Aufregung? Nicht auf beiden Seiten
Im Innenministerium kann niemand die Aufregung nachvollziehen, Minister Thomas de Maizière hält sie gar für "völlig unangebracht". Man habe das Geld nie fest zugesagt, heißt es aus Berlin. "Wir sind in einem Wahljahr. Und das heißt, eine neue Regierung beschließt einen neuen Haushalt", sagte de Maiziére zuletzt. Erst dann sei "die Stunde der Wahrheit". Er wolle sich dann für den Sport stark machen - ob er allerdings nach der Bundestagswahl im September noch der für den Sport zuständige Minister sein wird, steht in den Sternen.

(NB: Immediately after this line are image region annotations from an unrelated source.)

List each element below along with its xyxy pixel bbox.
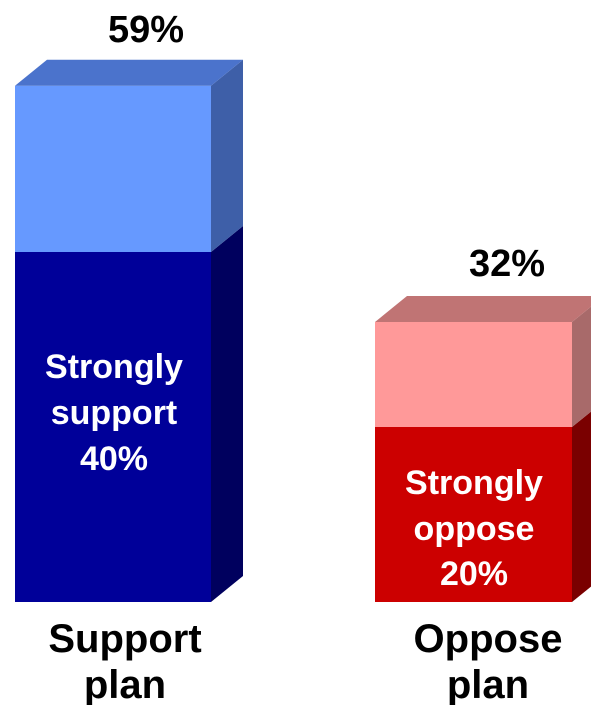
bar-support-top-front (15, 85, 211, 252)
oppose-strong-label-line2: oppose (414, 510, 535, 548)
bar-support-cap (15, 59, 243, 86)
category-label-oppose-line2: plan (447, 663, 529, 705)
oppose-total-label: 32% (469, 243, 545, 285)
bar-oppose-plan (375, 296, 591, 602)
category-label-support-line2: plan (84, 663, 166, 705)
bar-oppose-top-side (572, 306, 591, 427)
bar-oppose-cap (375, 296, 591, 322)
support-strong-label-line3: 40% (80, 440, 148, 478)
bar-support-strong-front (15, 252, 211, 602)
category-label-support-line1: Support (48, 617, 201, 661)
support-strong-label-line2: support (51, 394, 178, 432)
bar-oppose-top-front (375, 322, 572, 427)
bar-support-top-side (211, 59, 243, 252)
category-label-oppose-line1: Oppose (414, 617, 563, 661)
oppose-strong-label-line1: Strongly (405, 464, 543, 502)
bar-support-plan (15, 59, 243, 602)
bar-oppose-strong-side (572, 411, 591, 602)
bar-oppose-strong-front (375, 427, 572, 602)
support-strong-label-line1: Strongly (45, 348, 183, 386)
bar-support-strong-side (211, 226, 243, 602)
oppose-strong-label-line3: 20% (440, 555, 508, 593)
support-total-label: 59% (108, 9, 184, 51)
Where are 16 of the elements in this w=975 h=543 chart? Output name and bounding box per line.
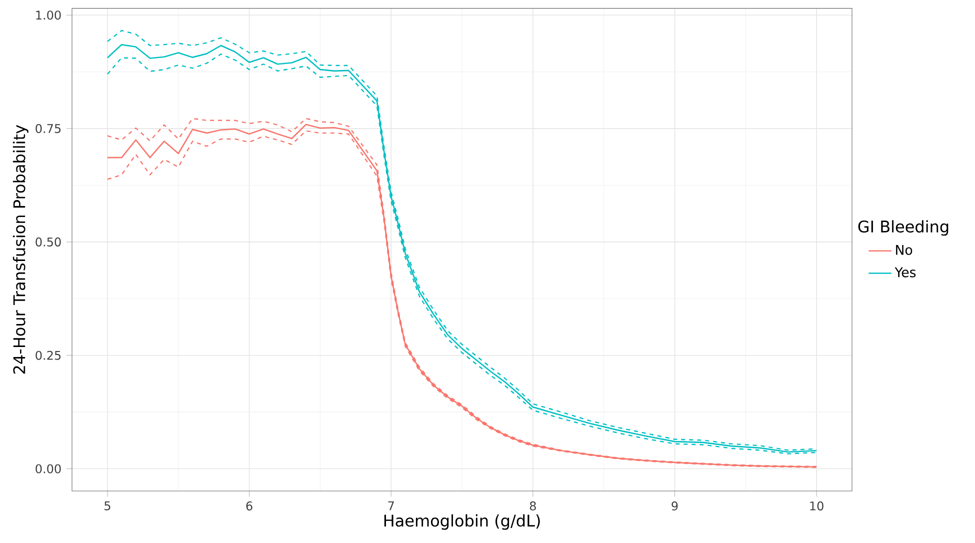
x-tick-label: 8 bbox=[530, 501, 536, 510]
x-tick-label: 5 bbox=[104, 501, 110, 510]
y-tick-label: 0.00 bbox=[36, 464, 61, 474]
x-tick-label: 6 bbox=[246, 501, 252, 510]
y-tick-label: 1.00 bbox=[36, 10, 61, 20]
legend-label: No bbox=[896, 245, 912, 255]
x-tick-label: 9 bbox=[672, 501, 678, 510]
y-tick-label: 0.25 bbox=[36, 350, 61, 360]
x-tick-label: 7 bbox=[388, 501, 394, 510]
legend-label: Yes bbox=[894, 267, 916, 278]
legend-title: GI Bleeding bbox=[858, 220, 948, 236]
y-tick-label: 0.50 bbox=[36, 237, 61, 246]
x-axis-title: Haemoglobin (g/dL) bbox=[384, 514, 540, 530]
x-tick-label: 10 bbox=[810, 501, 824, 510]
y-tick-label: 0.75 bbox=[36, 124, 61, 134]
y-axis-title: 24-Hour Transfusion Probability bbox=[12, 125, 28, 374]
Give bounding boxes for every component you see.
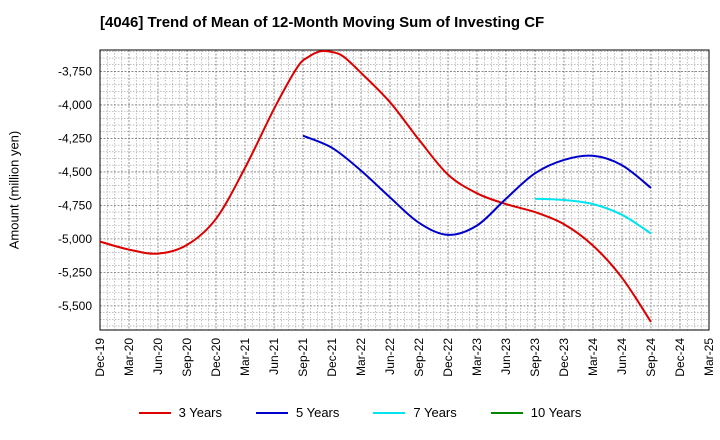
- series-lines: [99, 49, 652, 323]
- x-tick-label: Dec-21: [325, 338, 339, 377]
- legend-label: 10 Years: [530, 405, 582, 420]
- y-tick-label: -4,250: [58, 131, 92, 145]
- x-tick-label: Mar-24: [586, 338, 600, 376]
- x-tick-label: Sep-20: [180, 338, 194, 377]
- x-tick-label: Mar-25: [702, 338, 716, 376]
- x-tick-label: Dec-19: [93, 338, 107, 377]
- x-tick-label: Mar-20: [122, 338, 136, 376]
- x-tick-label: Mar-21: [238, 338, 252, 376]
- y-tick-label: -5,250: [58, 265, 92, 279]
- x-tick-label: Dec-22: [441, 338, 455, 377]
- legend-swatch: [138, 411, 171, 414]
- legend-item-5-years: 5 Years: [256, 405, 339, 420]
- x-tick-label: Mar-23: [470, 338, 484, 376]
- x-tick-label: Jun-24: [615, 338, 629, 375]
- y-tick-label: -4,750: [58, 198, 92, 212]
- legend: 3 Years 5 Years 7 Years 10 Years: [0, 405, 720, 420]
- legend-item-7-years: 7 Years: [373, 405, 457, 420]
- legend-swatch: [256, 411, 288, 414]
- x-tick-label: Mar-22: [354, 338, 368, 376]
- series-line-5-years: [302, 134, 652, 236]
- x-tick-label: Dec-20: [209, 338, 223, 377]
- x-tick-label: Dec-24: [673, 338, 687, 377]
- y-tick-label: -5,500: [58, 299, 92, 313]
- legend-swatch: [373, 411, 406, 414]
- x-tick-label: Jun-23: [499, 338, 513, 375]
- x-tick-label: Sep-23: [528, 338, 542, 377]
- legend-item-10-years: 10 Years: [490, 405, 582, 420]
- plot-frame: [99, 49, 710, 331]
- legend-label: 5 Years: [296, 405, 340, 420]
- legend-label: 3 Years: [178, 405, 222, 420]
- series-line-3-years: [99, 49, 652, 323]
- x-tick-label: Sep-24: [644, 338, 658, 377]
- x-tick-label: Sep-22: [412, 338, 426, 377]
- y-tick-label: -3,750: [58, 64, 92, 78]
- x-tick-labels: Dec-19 Mar-20 Jun-20 Sep-20 Dec-20 Mar-21 Jun-…: [93, 338, 716, 377]
- legend-label: 7 Years: [413, 405, 457, 420]
- y-tick-labels: -3,750 -4,000 -4,250 -4,500 -4,750 -5,000 -5,2…: [58, 64, 92, 312]
- x-tick-label: Jun-20: [151, 338, 165, 375]
- chart-title: [4046] Trend of Mean of 12-Month Moving …: [100, 14, 545, 31]
- x-tick-label: Sep-21: [296, 338, 310, 377]
- legend-swatch: [490, 411, 523, 414]
- y-tick-label: -4,000: [58, 98, 92, 112]
- y-tick-label: -4,500: [58, 165, 92, 179]
- grid: [100, 50, 709, 330]
- x-tick-label: Jun-21: [267, 338, 281, 375]
- x-tick-label: Jun-22: [383, 338, 397, 375]
- y-tick-label: -5,000: [58, 232, 92, 246]
- series-line-7-years: [534, 197, 652, 235]
- legend-item-3-years: 3 Years: [138, 405, 222, 420]
- x-tick-label: Dec-23: [557, 338, 571, 377]
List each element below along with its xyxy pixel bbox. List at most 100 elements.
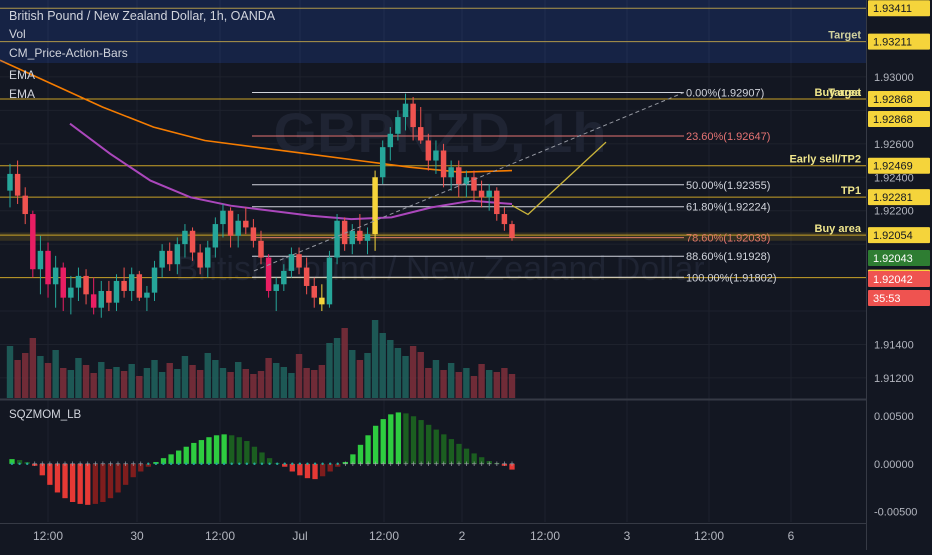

Insgesamt acht Millionen Euro aus dem beantragten Etat für wichtige Projekte, etwa die Entsendungskosten für die Winterspiele in Pyeongchang, hatten die Prüfung des Finanzministeriums überstanden. Der Rest wurde gestrichen. De Maizières Sport-Abteilungsleiter Gerhard Böhm goss Öl ins Feuer, indem er den Spitzenverbänden mitteilte, die Aufstellungen zu den übrigenvorgeschlagenen Posten mit dem Gesamtvolumen von 31 Millionen Euro seien veraltet und besäßen keine "Etatreife". Er erhielt Brandbriefe von DOSB-Sportdirektor Dirk Schimmelpfenning und Verbände-Sprecher Siegfried Kaidel. Jetzt legt Hörmann nach.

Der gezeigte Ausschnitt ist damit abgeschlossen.